Preface
Recently, Prof Song ask me to do some work related to meta-learning plus reinforcement learning. I hardly do some work related to AI. Therefore let me use this topic to begin reviewing and learning some meta-learning and reinforcement leraning principle work! First of all, I will use sutton’s book as our first reference and introduce all computation approach from this book. Then I also take the course fundamentals-of-reinforcement-learning by Martha and Adam in University of Alberta.
I will only write more complex and meaningful formula instead of some classical formula. For example, epsilon greedy will not be introduced here instead I will introduce UCB, SARSA and Contextual bandits.

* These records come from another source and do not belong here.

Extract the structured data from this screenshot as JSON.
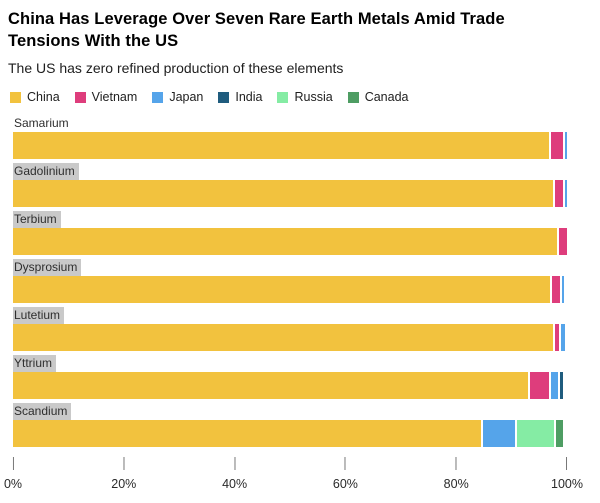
{
  "chart_data": {
    "type": "bar",
    "orientation": "horizontal",
    "stacked": true,
    "title": "China Has Leverage Over Seven Rare Earth Metals Amid Trade Tensions With the US",
    "subtitle": "The US has zero refined production of these elements",
    "unit": "percent",
    "xlim": [
      0,
      100
    ],
    "grid": false,
    "legend_position": "top",
    "label_highlight_color": "#c9c9c9",
    "legend": [
      {
        "name": "China",
        "color": "#f2c23e"
      },
      {
        "name": "Vietnam",
        "color": "#de3d7c"
      },
      {
        "name": "Japan",
        "color": "#55a4ea"
      },
      {
        "name": "India",
        "color": "#1f5c7e"
      },
      {
        "name": "Russia",
        "color": "#85eca4"
      },
      {
        "name": "Canada",
        "color": "#4e9d63"
      }
    ],
    "rows": [
      {
        "category": "Samarium",
        "highlight": false,
        "segments": [
          {
            "name": "China",
            "value": 96.8
          },
          {
            "name": "Vietnam",
            "value": 2.4
          },
          {
            "name": "Japan",
            "value": 0.8
          }
        ]
      },
      {
        "category": "Gadolinium",
        "highlight": true,
        "segments": [
          {
            "name": "China",
            "value": 97.5
          },
          {
            "name": "Vietnam",
            "value": 1.7
          },
          {
            "name": "Japan",
            "value": 0.8
          }
        ]
      },
      {
        "category": "Terbium",
        "highlight": true,
        "segments": [
          {
            "name": "China",
            "value": 98.2
          },
          {
            "name": "Vietnam",
            "value": 1.8
          }
        ]
      },
      {
        "category": "Dysprosium",
        "highlight": true,
        "segments": [
          {
            "name": "China",
            "value": 97.0
          },
          {
            "name": "Vietnam",
            "value": 1.8
          },
          {
            "name": "Japan",
            "value": 0.7
          }
        ]
      },
      {
        "category": "Lutetium",
        "highlight": true,
        "segments": [
          {
            "name": "China",
            "value": 97.5
          },
          {
            "name": "Vietnam",
            "value": 1.0
          },
          {
            "name": "Japan",
            "value": 1.2
          }
        ]
      },
      {
        "category": "Yttrium",
        "highlight": true,
        "segments": [
          {
            "name": "China",
            "value": 93.0
          },
          {
            "name": "Vietnam",
            "value": 3.8
          },
          {
            "name": "Japan",
            "value": 1.6
          },
          {
            "name": "India",
            "value": 0.8
          }
        ]
      },
      {
        "category": "Scandium",
        "highlight": true,
        "segments": [
          {
            "name": "China",
            "value": 84.4
          },
          {
            "name": "Japan",
            "value": 6.3
          },
          {
            "name": "Russia",
            "value": 7.0
          },
          {
            "name": "Canada",
            "value": 1.5
          }
        ]
      }
    ],
    "x_axis": {
      "ticks": [
        {
          "value": 0,
          "label": "0%"
        },
        {
          "value": 20,
          "label": "20%"
        },
        {
          "value": 40,
          "label": "40%"
        },
        {
          "value": 60,
          "label": "60%"
        },
        {
          "value": 80,
          "label": "80%"
        },
        {
          "value": 100,
          "label": "100%"
        }
      ]
    }
  }
}
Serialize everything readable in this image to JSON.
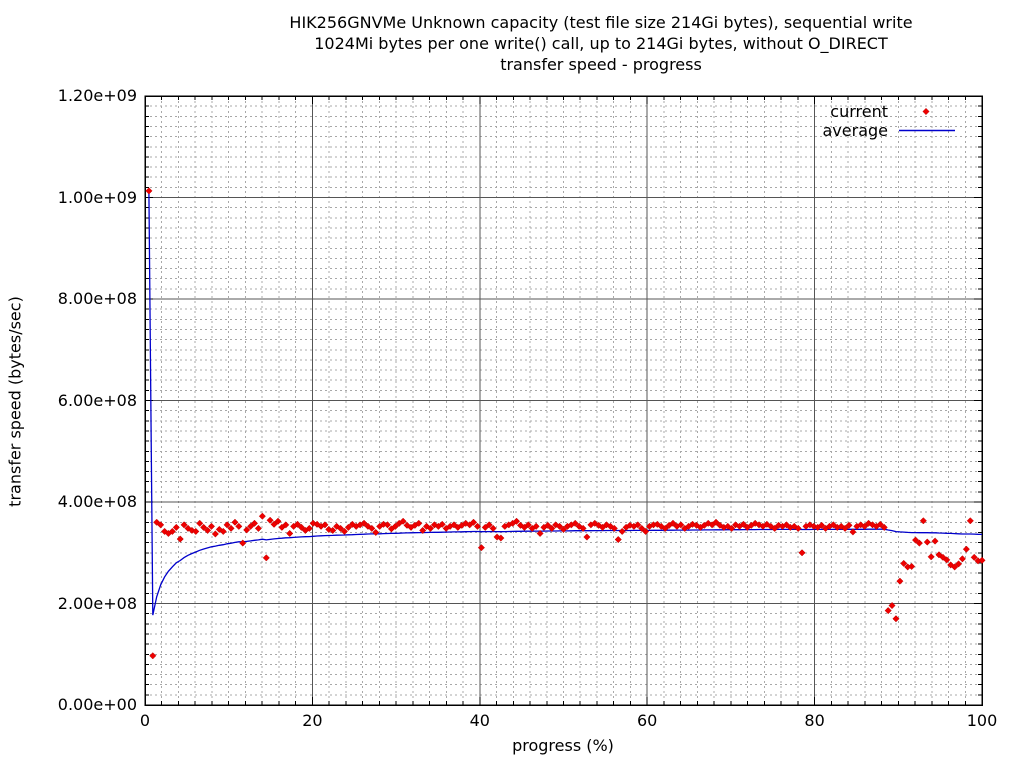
{
  "title": {
    "line1": "HIK256GNVMe Unknown capacity (test file size 214Gi bytes), sequential write",
    "line2": "1024Mi bytes per one write() call, up to 214Gi bytes, without O_DIRECT",
    "line3": "transfer speed - progress"
  },
  "axes": {
    "x": {
      "label": "progress (%)",
      "min": 0,
      "max": 100,
      "tick_values": [
        0,
        20,
        40,
        60,
        80,
        100
      ],
      "tick_labels": [
        "0",
        "20",
        "40",
        "60",
        "80",
        "100"
      ],
      "minor_step": 2
    },
    "y": {
      "label": "transfer speed (bytes/sec)",
      "min": 0,
      "max": 1200000000.0,
      "unit": "1e8 bytes/sec",
      "tick_values": [
        0,
        2,
        4,
        6,
        8,
        10,
        12
      ],
      "tick_labels": [
        "0.00e+00",
        "2.00e+08",
        "4.00e+08",
        "6.00e+08",
        "8.00e+08",
        "1.00e+09",
        "1.20e+09"
      ],
      "minor_step": 0.2
    }
  },
  "legend": {
    "items": [
      {
        "label": "current",
        "type": "point",
        "color": "#ee0000"
      },
      {
        "label": "average",
        "type": "line",
        "color": "#0000cc"
      }
    ]
  },
  "colors": {
    "background": "#ffffff",
    "border": "#000000",
    "major_grid": "#555555",
    "minor_grid": "#a8a8a8",
    "points": "#ee0000",
    "points_edge": "#bb0000",
    "average_line": "#0000cc",
    "text": "#000000"
  },
  "chart_data": {
    "type": "scatter",
    "x_range": [
      0,
      100
    ],
    "y_range_e8": [
      0,
      12
    ],
    "grid": "major solid + minor dashed",
    "legend_position": "top-right inside",
    "series": [
      {
        "name": "current",
        "style": "points",
        "marker": "filled-diamond",
        "color": "#ee0000",
        "y_unit": "1e8 bytes/sec",
        "points": [
          [
            0.47,
            10.13
          ],
          [
            0.93,
            0.97
          ],
          [
            1.4,
            3.6
          ],
          [
            1.87,
            3.55
          ],
          [
            2.34,
            3.42
          ],
          [
            2.8,
            3.38
          ],
          [
            3.27,
            3.42
          ],
          [
            3.74,
            3.5
          ],
          [
            4.21,
            3.27
          ],
          [
            4.67,
            3.55
          ],
          [
            5.14,
            3.48
          ],
          [
            5.61,
            3.44
          ],
          [
            6.07,
            3.42
          ],
          [
            6.54,
            3.58
          ],
          [
            7.01,
            3.5
          ],
          [
            7.48,
            3.44
          ],
          [
            7.94,
            3.52
          ],
          [
            8.41,
            3.37
          ],
          [
            8.88,
            3.46
          ],
          [
            9.35,
            3.42
          ],
          [
            9.81,
            3.55
          ],
          [
            10.28,
            3.48
          ],
          [
            10.75,
            3.6
          ],
          [
            11.21,
            3.52
          ],
          [
            11.68,
            3.19
          ],
          [
            12.15,
            3.45
          ],
          [
            12.62,
            3.52
          ],
          [
            13.08,
            3.58
          ],
          [
            13.55,
            3.48
          ],
          [
            14.02,
            3.72
          ],
          [
            14.49,
            2.9
          ],
          [
            14.95,
            3.64
          ],
          [
            15.42,
            3.56
          ],
          [
            15.89,
            3.62
          ],
          [
            16.36,
            3.5
          ],
          [
            16.82,
            3.55
          ],
          [
            17.29,
            3.38
          ],
          [
            17.76,
            3.52
          ],
          [
            18.22,
            3.56
          ],
          [
            18.69,
            3.5
          ],
          [
            19.16,
            3.44
          ],
          [
            19.63,
            3.48
          ],
          [
            20.09,
            3.58
          ],
          [
            20.56,
            3.56
          ],
          [
            21.03,
            3.52
          ],
          [
            21.5,
            3.55
          ],
          [
            21.96,
            3.46
          ],
          [
            22.43,
            3.44
          ],
          [
            22.9,
            3.52
          ],
          [
            23.36,
            3.48
          ],
          [
            23.83,
            3.42
          ],
          [
            24.3,
            3.5
          ],
          [
            24.77,
            3.56
          ],
          [
            25.23,
            3.52
          ],
          [
            25.7,
            3.55
          ],
          [
            26.17,
            3.58
          ],
          [
            26.64,
            3.52
          ],
          [
            27.1,
            3.48
          ],
          [
            27.57,
            3.4
          ],
          [
            28.04,
            3.52
          ],
          [
            28.5,
            3.56
          ],
          [
            28.97,
            3.55
          ],
          [
            29.44,
            3.47
          ],
          [
            29.91,
            3.52
          ],
          [
            30.37,
            3.58
          ],
          [
            30.84,
            3.62
          ],
          [
            31.31,
            3.54
          ],
          [
            31.78,
            3.5
          ],
          [
            32.24,
            3.54
          ],
          [
            32.71,
            3.58
          ],
          [
            33.18,
            3.44
          ],
          [
            33.64,
            3.52
          ],
          [
            34.11,
            3.48
          ],
          [
            34.58,
            3.55
          ],
          [
            35.05,
            3.52
          ],
          [
            35.51,
            3.56
          ],
          [
            35.98,
            3.48
          ],
          [
            36.45,
            3.52
          ],
          [
            36.92,
            3.55
          ],
          [
            37.38,
            3.5
          ],
          [
            37.85,
            3.54
          ],
          [
            38.32,
            3.58
          ],
          [
            38.79,
            3.55
          ],
          [
            39.25,
            3.6
          ],
          [
            39.72,
            3.52
          ],
          [
            40.19,
            3.1
          ],
          [
            40.65,
            3.5
          ],
          [
            41.12,
            3.55
          ],
          [
            41.59,
            3.48
          ],
          [
            42.06,
            3.31
          ],
          [
            42.52,
            3.29
          ],
          [
            42.99,
            3.52
          ],
          [
            43.46,
            3.55
          ],
          [
            43.93,
            3.58
          ],
          [
            44.39,
            3.62
          ],
          [
            44.86,
            3.54
          ],
          [
            45.33,
            3.5
          ],
          [
            45.79,
            3.55
          ],
          [
            46.26,
            3.48
          ],
          [
            46.73,
            3.52
          ],
          [
            47.2,
            3.38
          ],
          [
            47.66,
            3.5
          ],
          [
            48.13,
            3.54
          ],
          [
            48.6,
            3.48
          ],
          [
            49.07,
            3.55
          ],
          [
            49.53,
            3.52
          ],
          [
            50.0,
            3.46
          ],
          [
            50.47,
            3.52
          ],
          [
            50.93,
            3.55
          ],
          [
            51.4,
            3.58
          ],
          [
            51.87,
            3.52
          ],
          [
            52.34,
            3.48
          ],
          [
            52.8,
            3.31
          ],
          [
            53.27,
            3.55
          ],
          [
            53.74,
            3.58
          ],
          [
            54.21,
            3.54
          ],
          [
            54.67,
            3.5
          ],
          [
            55.14,
            3.55
          ],
          [
            55.61,
            3.52
          ],
          [
            56.07,
            3.48
          ],
          [
            56.54,
            3.26
          ],
          [
            57.01,
            3.42
          ],
          [
            57.48,
            3.5
          ],
          [
            57.94,
            3.54
          ],
          [
            58.41,
            3.52
          ],
          [
            58.88,
            3.55
          ],
          [
            59.35,
            3.48
          ],
          [
            59.81,
            3.42
          ],
          [
            60.28,
            3.52
          ],
          [
            60.75,
            3.55
          ],
          [
            61.21,
            3.56
          ],
          [
            61.68,
            3.52
          ],
          [
            62.15,
            3.48
          ],
          [
            62.62,
            3.54
          ],
          [
            63.08,
            3.58
          ],
          [
            63.55,
            3.52
          ],
          [
            64.02,
            3.55
          ],
          [
            64.49,
            3.48
          ],
          [
            64.95,
            3.52
          ],
          [
            65.42,
            3.56
          ],
          [
            65.89,
            3.54
          ],
          [
            66.36,
            3.5
          ],
          [
            66.82,
            3.54
          ],
          [
            67.29,
            3.58
          ],
          [
            67.76,
            3.55
          ],
          [
            68.22,
            3.6
          ],
          [
            68.69,
            3.54
          ],
          [
            69.16,
            3.5
          ],
          [
            69.63,
            3.52
          ],
          [
            70.09,
            3.48
          ],
          [
            70.56,
            3.55
          ],
          [
            71.03,
            3.52
          ],
          [
            71.5,
            3.56
          ],
          [
            71.96,
            3.5
          ],
          [
            72.43,
            3.54
          ],
          [
            72.9,
            3.58
          ],
          [
            73.36,
            3.55
          ],
          [
            73.83,
            3.52
          ],
          [
            74.3,
            3.56
          ],
          [
            74.77,
            3.52
          ],
          [
            75.23,
            3.48
          ],
          [
            75.7,
            3.54
          ],
          [
            76.17,
            3.52
          ],
          [
            76.64,
            3.55
          ],
          [
            77.1,
            3.5
          ],
          [
            77.57,
            3.52
          ],
          [
            78.04,
            3.48
          ],
          [
            78.5,
            3.0
          ],
          [
            78.97,
            3.52
          ],
          [
            79.44,
            3.55
          ],
          [
            79.91,
            3.52
          ],
          [
            80.37,
            3.5
          ],
          [
            80.84,
            3.54
          ],
          [
            81.31,
            3.48
          ],
          [
            81.78,
            3.52
          ],
          [
            82.24,
            3.55
          ],
          [
            82.71,
            3.5
          ],
          [
            83.18,
            3.52
          ],
          [
            83.64,
            3.48
          ],
          [
            84.11,
            3.54
          ],
          [
            84.58,
            3.41
          ],
          [
            85.05,
            3.52
          ],
          [
            85.51,
            3.55
          ],
          [
            85.98,
            3.52
          ],
          [
            86.45,
            3.58
          ],
          [
            86.92,
            3.55
          ],
          [
            87.38,
            3.52
          ],
          [
            87.85,
            3.56
          ],
          [
            88.32,
            3.5
          ],
          [
            88.79,
            1.86
          ],
          [
            89.25,
            1.96
          ],
          [
            89.72,
            1.7
          ],
          [
            90.19,
            2.44
          ],
          [
            90.65,
            2.79
          ],
          [
            91.12,
            2.72
          ],
          [
            91.59,
            2.73
          ],
          [
            92.06,
            3.25
          ],
          [
            92.52,
            3.19
          ],
          [
            92.99,
            3.63
          ],
          [
            93.46,
            3.21
          ],
          [
            93.93,
            2.92
          ],
          [
            94.39,
            3.23
          ],
          [
            94.86,
            2.96
          ],
          [
            95.33,
            2.91
          ],
          [
            95.79,
            2.86
          ],
          [
            96.26,
            2.76
          ],
          [
            96.73,
            2.72
          ],
          [
            97.2,
            2.78
          ],
          [
            97.66,
            2.88
          ],
          [
            98.13,
            3.07
          ],
          [
            98.6,
            3.63
          ],
          [
            99.07,
            2.91
          ],
          [
            99.53,
            2.84
          ],
          [
            100.0,
            2.85
          ]
        ]
      },
      {
        "name": "average",
        "style": "line",
        "color": "#0000cc",
        "derivation": "cumulative_harmonic_mean_of_current",
        "end_value_e8": 3.38
      }
    ]
  }
}
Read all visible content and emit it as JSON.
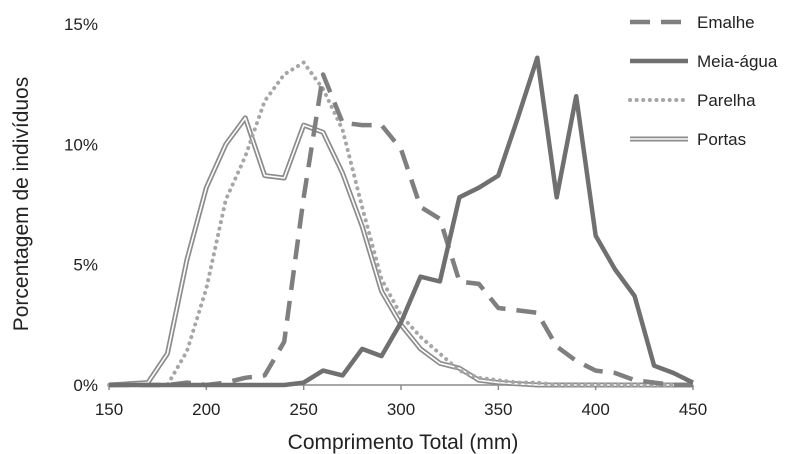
{
  "chart_data": {
    "type": "line",
    "title": "",
    "xlabel": "Comprimento Total (mm)",
    "ylabel": "Porcentagem de indivíduos",
    "xlim": [
      150,
      450
    ],
    "ylim": [
      0,
      15
    ],
    "xticks": [
      150,
      200,
      250,
      300,
      350,
      400,
      450
    ],
    "xtick_labels": [
      "150",
      "200",
      "250",
      "300",
      "350",
      "400",
      "450"
    ],
    "yticks": [
      0,
      5,
      10,
      15
    ],
    "ytick_labels": [
      "0%",
      "5%",
      "10%",
      "15%"
    ],
    "grid": false,
    "legend": {
      "position": "top-right"
    },
    "x": [
      150,
      160,
      170,
      180,
      190,
      200,
      210,
      220,
      230,
      240,
      250,
      260,
      270,
      280,
      290,
      300,
      310,
      320,
      330,
      340,
      350,
      360,
      370,
      380,
      390,
      400,
      410,
      420,
      430,
      440,
      450
    ],
    "series": [
      {
        "name": "Emalhe",
        "style": "dashed",
        "color": "#7f7f7f",
        "values": [
          0,
          0,
          0,
          0,
          0.1,
          0,
          0.1,
          0.3,
          0.4,
          1.8,
          7.8,
          12.9,
          10.9,
          10.8,
          10.8,
          9.8,
          7.4,
          6.9,
          4.3,
          4.2,
          3.2,
          3.1,
          3.0,
          1.6,
          1.0,
          0.6,
          0.5,
          0.2,
          0.1,
          0,
          0
        ]
      },
      {
        "name": "Meia-água",
        "style": "solid",
        "color": "#707070",
        "values": [
          0,
          0,
          0,
          0,
          0,
          0,
          0,
          0,
          0,
          0,
          0.1,
          0.6,
          0.4,
          1.5,
          1.2,
          2.6,
          4.5,
          4.3,
          7.8,
          8.2,
          8.7,
          11.1,
          13.6,
          7.8,
          12.0,
          6.2,
          4.8,
          3.7,
          0.8,
          0.5,
          0.1
        ]
      },
      {
        "name": "Parelha",
        "style": "dotted",
        "color": "#a6a6a6",
        "values": [
          0,
          0,
          0,
          0,
          1.4,
          4.0,
          7.7,
          9.5,
          11.8,
          12.9,
          13.4,
          12.3,
          10.6,
          7.4,
          4.4,
          2.9,
          2.0,
          1.3,
          0.6,
          0.3,
          0.2,
          0.1,
          0.1,
          0,
          0,
          0,
          0,
          0,
          0,
          0,
          0
        ]
      },
      {
        "name": "Portas",
        "style": "double",
        "color": "#8c8c8c",
        "values": [
          0,
          0.05,
          0.1,
          1.3,
          5.2,
          8.2,
          10.0,
          11.1,
          8.7,
          8.6,
          10.8,
          10.5,
          8.8,
          6.6,
          3.9,
          2.5,
          1.5,
          0.9,
          0.7,
          0.2,
          0.1,
          0.05,
          0,
          0,
          0,
          0,
          0,
          0,
          0,
          0,
          0
        ]
      }
    ]
  }
}
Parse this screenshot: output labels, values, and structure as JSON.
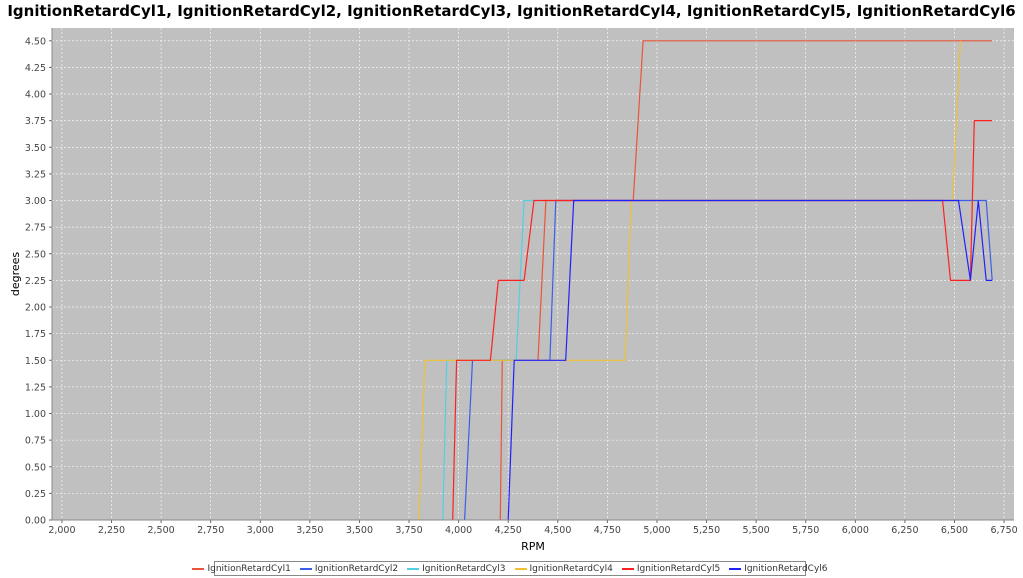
{
  "chart_data": {
    "type": "line",
    "title": "IgnitionRetardCyl1, IgnitionRetardCyl2, IgnitionRetardCyl3, IgnitionRetardCyl4, IgnitionRetardCyl5, IgnitionRetardCyl6",
    "xlabel": "RPM",
    "ylabel": "degrees",
    "xlim": [
      1950,
      6800
    ],
    "ylim": [
      0,
      4.62
    ],
    "xticks": [
      "2,000",
      "2,250",
      "2,500",
      "2,750",
      "3,000",
      "3,250",
      "3,500",
      "3,750",
      "4,000",
      "4,250",
      "4,500",
      "4,750",
      "5,000",
      "5,250",
      "5,500",
      "5,750",
      "6,000",
      "6,250",
      "6,500",
      "6,750"
    ],
    "yticks": [
      "0.00",
      "0.25",
      "0.50",
      "0.75",
      "1.00",
      "1.25",
      "1.50",
      "1.75",
      "2.00",
      "2.25",
      "2.50",
      "2.75",
      "3.00",
      "3.25",
      "3.50",
      "3.75",
      "4.00",
      "4.25",
      "4.50"
    ],
    "grid": true,
    "background": "#c0c0c0",
    "legend_position": "bottom",
    "series": [
      {
        "name": "IgnitionRetardCyl1",
        "color": "#e8553a",
        "points": [
          [
            4210,
            0
          ],
          [
            4220,
            1.5
          ],
          [
            4400,
            1.5
          ],
          [
            4440,
            3.0
          ],
          [
            4880,
            3.0
          ],
          [
            4930,
            4.5
          ],
          [
            6690,
            4.5
          ]
        ]
      },
      {
        "name": "IgnitionRetardCyl2",
        "color": "#3a5fe8",
        "points": [
          [
            4030,
            0
          ],
          [
            4070,
            1.5
          ],
          [
            4460,
            1.5
          ],
          [
            4490,
            3.0
          ],
          [
            6660,
            3.0
          ],
          [
            6690,
            2.25
          ]
        ]
      },
      {
        "name": "IgnitionRetardCyl3",
        "color": "#50d0e0",
        "points": [
          [
            3920,
            0
          ],
          [
            3940,
            1.5
          ],
          [
            4290,
            1.5
          ],
          [
            4330,
            3.0
          ],
          [
            4380,
            3.0
          ]
        ]
      },
      {
        "name": "IgnitionRetardCyl4",
        "color": "#f0c030",
        "points": [
          [
            3800,
            0
          ],
          [
            3830,
            1.5
          ],
          [
            4840,
            1.5
          ],
          [
            4870,
            3.0
          ],
          [
            6490,
            3.0
          ],
          [
            6530,
            4.5
          ]
        ]
      },
      {
        "name": "IgnitionRetardCyl5",
        "color": "#ff2020",
        "points": [
          [
            3970,
            0
          ],
          [
            3990,
            1.5
          ],
          [
            4160,
            1.5
          ],
          [
            4200,
            2.25
          ],
          [
            4330,
            2.25
          ],
          [
            4380,
            3.0
          ],
          [
            6440,
            3.0
          ],
          [
            6480,
            2.25
          ],
          [
            6580,
            2.25
          ],
          [
            6600,
            3.75
          ],
          [
            6690,
            3.75
          ]
        ]
      },
      {
        "name": "IgnitionRetardCyl6",
        "color": "#2020ff",
        "points": [
          [
            4250,
            0
          ],
          [
            4280,
            1.5
          ],
          [
            4540,
            1.5
          ],
          [
            4580,
            3.0
          ],
          [
            6520,
            3.0
          ],
          [
            6580,
            2.25
          ],
          [
            6620,
            3.0
          ],
          [
            6660,
            2.25
          ],
          [
            6690,
            2.25
          ]
        ]
      }
    ]
  }
}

Also, for the RL code, at begging review of RL principles, I will use courseral’s assignment code. After that, I will use the open-source code from the theory or paper I introduced.
Reinforcement Learning Day 1 (Introduction)
Let me review some basic ideas in Sutton and Barton’s book. The first chapter is introduction. So I only record some important and meaningful sentences here.
“Markov decision processes are intended to include just these three aspects—sensation, action, and goal”
trade-off between exploration and exploitation
Have a fixed problem paradigms.
Methods based on general principles, such as search or learning, were characterized as “weak methods,” whereas those based on specific knowledge were called “strong methods.”
Models are used for planning, by which we mean any way of deciding on a course of action by considering possible future situations before they are actually experienced. Methods for solving reinforcement learning problems that use models and planning are called model-based methods, as opposed to simpler model-free methods that are explicitly trial-and-error learners
The use of value functions distinguishes reinforcement learning methods from evolutionary methods that search directly in policy space guided by evaluations of entire policies.
reinforcement as the strengthening of a pattern of behavior due to an animal receiving a stimulus—a reinforcer—in an appropriate temporal relationship
When a configuration is reached for which the action is undetermined, a random choice for the missing data is made and the appropriate entry is made in the description, tentatively, and is applied. When a pain stimulus occurs all tentative entries are cancelled, and when a pleasure stimulus occurs they are all made permanent. (Turing, 1948)
Overall After I read the first chapter (basically, I have read lots of reinforcement learning related papers), the history of reinforcement learning impressed me, espeically the RL origned from the animal and its behavior. Also, a lot of paper transfer RL to supervised learning and consider RL is one of the supervised learning. In sutton’s Book, we can see he make a lot of progress to extend the history of RL and let it as a signle pattern of artifical intelligence.